A weekend wildfire on Gable Mountain within the Energy Department’s Hanford Site in Washington state was brought under control within a day, officials said this week
The fire was ignited Saturday night by a lightning strike and burned roughly 5,500 acres before being contained by 8 p.m. local time Sunday night, said Reneé Brooks, spokeswoman for contractor Mission Support Alliance. The Leidos-led vendor provides various landlord services, including fire crews, for the Hanford Site.
The entire burn area was on the site. The size of the fire area was originally estimated at 9,000 acres, but that figure was reduced after review of GPS tracking technology, Brooks said in a Tuesday email.
“It was not near any facilities or buildings,” Brooks said. “Some roads were temporarily closed as a safety precaution. Wind and terrain were both challenges.”

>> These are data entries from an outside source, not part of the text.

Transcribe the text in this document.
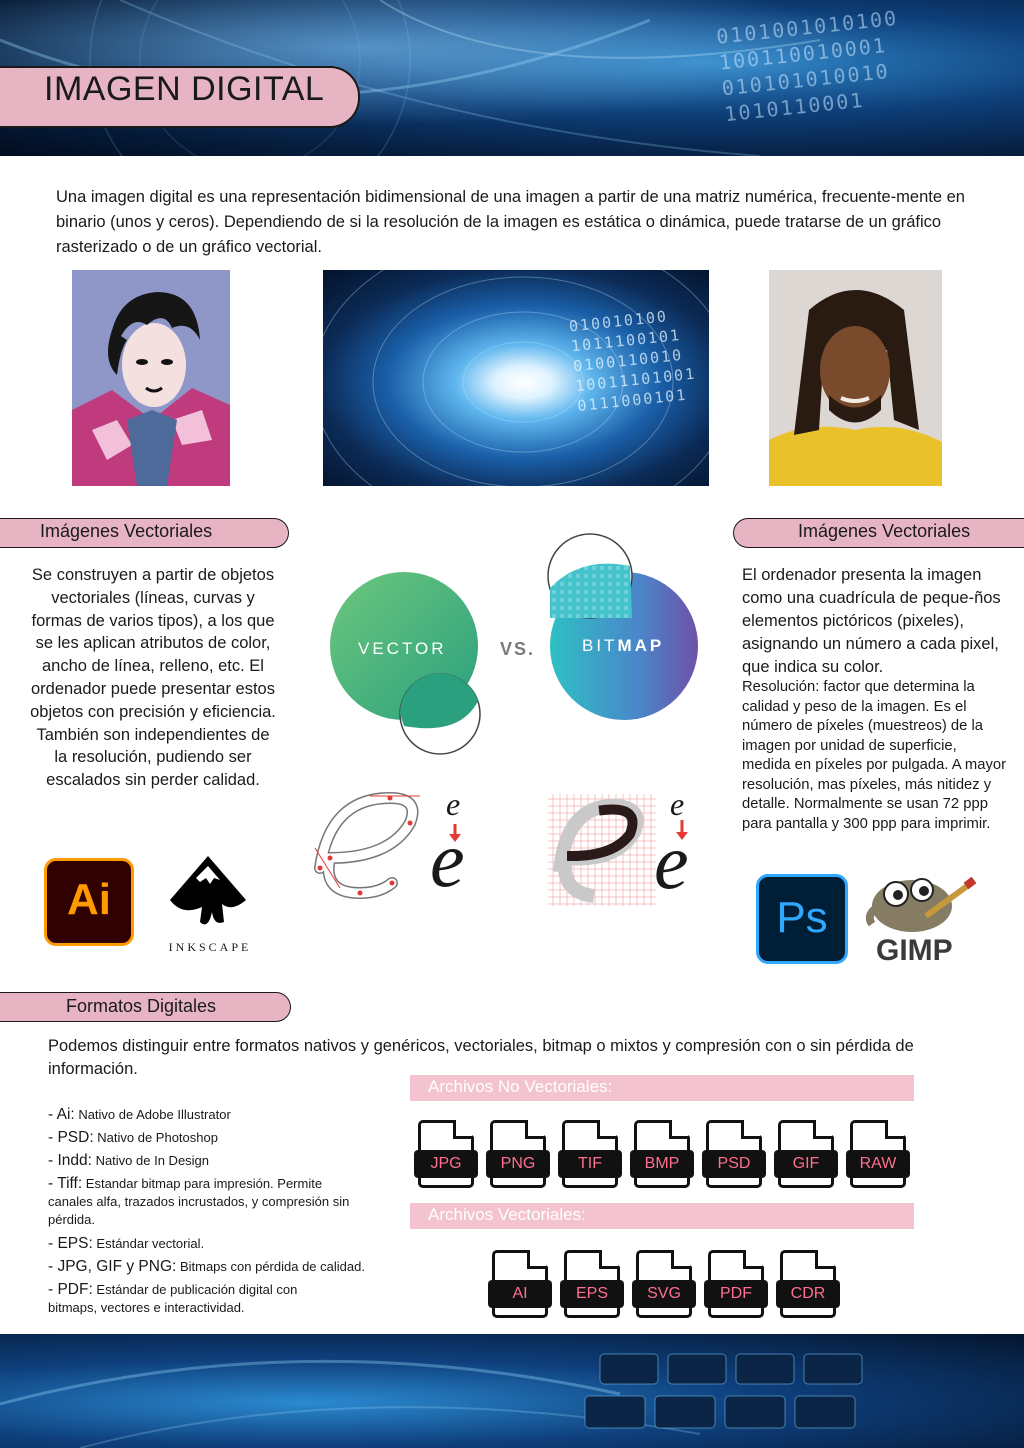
0101001010100
100110010001
010101010010
1010110001
IMAGEN DIGITAL
Una imagen digital es una representación bidimensional de una imagen a partir de una matriz numérica, frecuente-mente en binario (unos y ceros). Dependiendo de si la resolución de la imagen es estática o dinámica, puede tratarse de un gráfico rasterizado o de un gráfico vectorial.
010010100
1011100101
0100110010
10011101001
0111000101
Imágenes Vectoriales
Se construyen a partir de objetos vectoriales (líneas, curvas y formas de varios tipos), a los que se les aplican atributos de color, ancho de línea, relleno, etc. El ordenador puede presentar estos objetos con precisión y eficiencia. También son independientes de la resolución, pudiendo ser escalados sin perder calidad.
Ai
INKSCAPE
VECTOR	VS.	BITMAP
e
e
e
e
Imágenes Vectoriales
El ordenador presenta la imagen como una cuadrícula de peque-ños elementos pictóricos (pixeles), asignando un número a cada pixel, que indica su color.
Resolución: factor que determina la calidad y peso de la imagen. Es el número de píxeles (muestreos) de la imagen por unidad de superficie, medida en píxeles por pulgada. A mayor resolución, mas píxeles, más nitidez y detalle. Normalmente se usan 72 ppp para pantalla y 300 ppp para imprimir.
Ps
GIMP
Formatos Digitales
Podemos distinguir entre formatos nativos y genéricos, vectoriales, bitmap o mixtos y compresión con o sin pérdida de información.
- Ai: Nativo de Adobe Illustrator
- PSD: Nativo de Photoshop
- Indd: Nativo de In Design
- Tiff: Estandar bitmap para impresión. Permite canales alfa, trazados incrustados, y compresión sin pérdida.
- EPS: Estándar vectorial.
- JPG, GIF y PNG: Bitmaps con pérdida de calidad.
- PDF: Estándar de publicación digital con bitmaps, vectores e interactividad.
Archivos No Vectoriales:
JPG	PNG	TIF	BMP	PSD	GIF	RAW
Archivos Vectoriales:
AI	EPS	SVG	PDF	CDR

The Hanford Fire Department was assisted in dousing the blaze by other MSA workers at Hanford, along with crews from five local fire departments, the spokeswoman said.
By Monday afternoon, the traffic access restrictions were lifted, according to the Hanford website. Gable Mountain is located about 34 miles northwest of Richland, Wash.

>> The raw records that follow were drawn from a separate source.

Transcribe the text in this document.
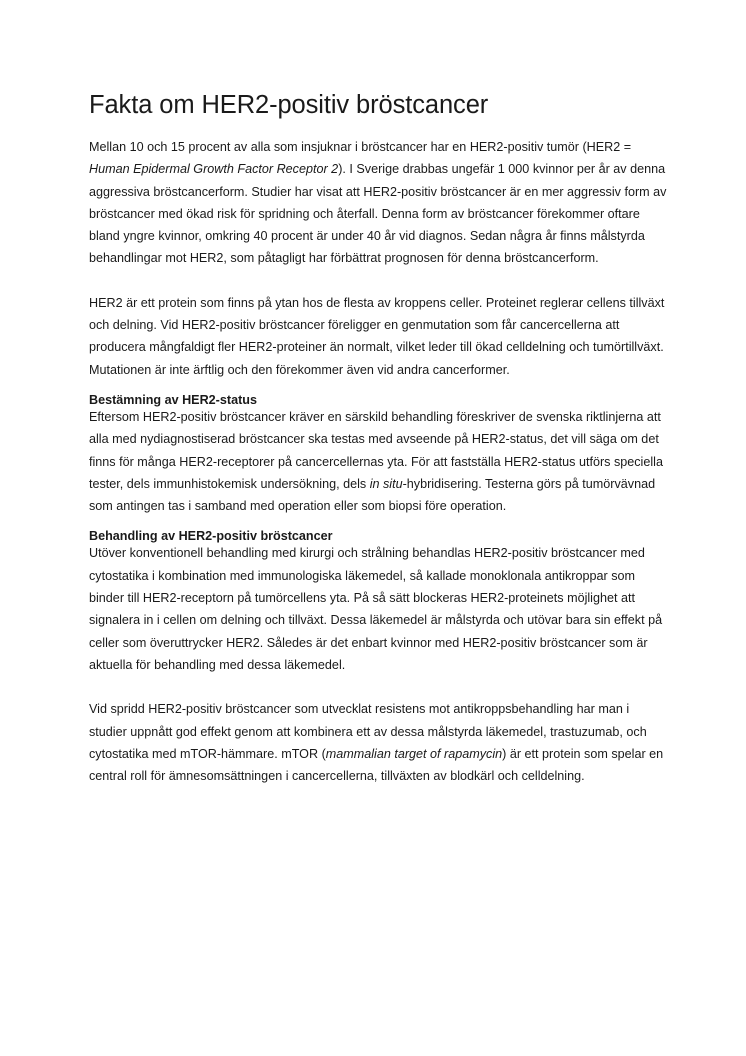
Fakta om HER2-positiv bröstcancer

Mellan 10 och 15 procent av alla som insjuknar i bröstcancer har en HER2-positiv tumör (HER2 = Human Epidermal Growth Factor Receptor 2). I Sverige drabbas ungefär 1 000 kvinnor per år av denna aggressiva bröstcancerform. Studier har visat att HER2-positiv bröstcancer är en mer aggressiv form av bröstcancer med ökad risk för spridning och återfall. Denna form av bröstcancer förekommer oftare bland yngre kvinnor, omkring 40 procent är under 40 år vid diagnos. Sedan några år finns målstyrda behandlingar mot HER2, som påtagligt har förbättrat prognosen för denna bröstcancerform.

HER2 är ett protein som finns på ytan hos de flesta av kroppens celler. Proteinet reglerar cellens tillväxt och delning. Vid HER2-positiv bröstcancer föreligger en genmutation som får cancercellerna att producera mångfaldigt fler HER2-proteiner än normalt, vilket leder till ökad celldelning och tumörtillväxt. Mutationen är inte ärftlig och den förekommer även vid andra cancerformer.

Bestämning av HER2-status

Eftersom HER2-positiv bröstcancer kräver en särskild behandling föreskriver de svenska riktlinjerna att alla med nydiagnostiserad bröstcancer ska testas med avseende på HER2-status, det vill säga om det finns för många HER2-receptorer på cancercellernas yta. För att fastställa HER2-status utförs speciella tester, dels immunhistokemisk undersökning, dels in situ-hybridisering. Testerna görs på tumörvävnad som antingen tas i samband med operation eller som biopsi före operation.

Behandling av HER2-positiv bröstcancer

Utöver konventionell behandling med kirurgi och strålning behandlas HER2-positiv bröstcancer med cytostatika i kombination med immunologiska läkemedel, så kallade monoklonala antikroppar som binder till HER2-receptorn på tumörcellens yta. På så sätt blockeras HER2-proteinets möjlighet att signalera in i cellen om delning och tillväxt. Dessa läkemedel är målstyrda och utövar bara sin effekt på celler som överuttrycker HER2. Således är det enbart kvinnor med HER2-positiv bröstcancer som är aktuella för behandling med dessa läkemedel.

Vid spridd HER2-positiv bröstcancer som utvecklat resistens mot antikroppsbehandling har man i studier uppnått god effekt genom att kombinera ett av dessa målstyrda läkemedel, trastuzumab, och cytostatika med mTOR-hämmare. mTOR (mammalian target of rapamycin) är ett protein som spelar en central roll för ämnesomsättningen i cancercellerna, tillväxten av blodkärl och celldelning.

The Hanford Site is entering the second week of Phase 1 remobilization after being on minimal staffing inside the fence starting in late March due to the COVID-19 pandemic. The former plutonium manufacturing complex is believed to have had no more than 25% of its 11,000-member workforce on-site during the period.
Bechtel said last week only 300 of its normal 3,000-person workforce building the Waste Treatment Plant have been on-site during the past two months. In a Thursday memo to workers, Mission Support Alliance said it was bringing back between 125 and 150 workers during the first two weeks of Phase 1. It is believed that MSA employs about 1,900 people at Hanford.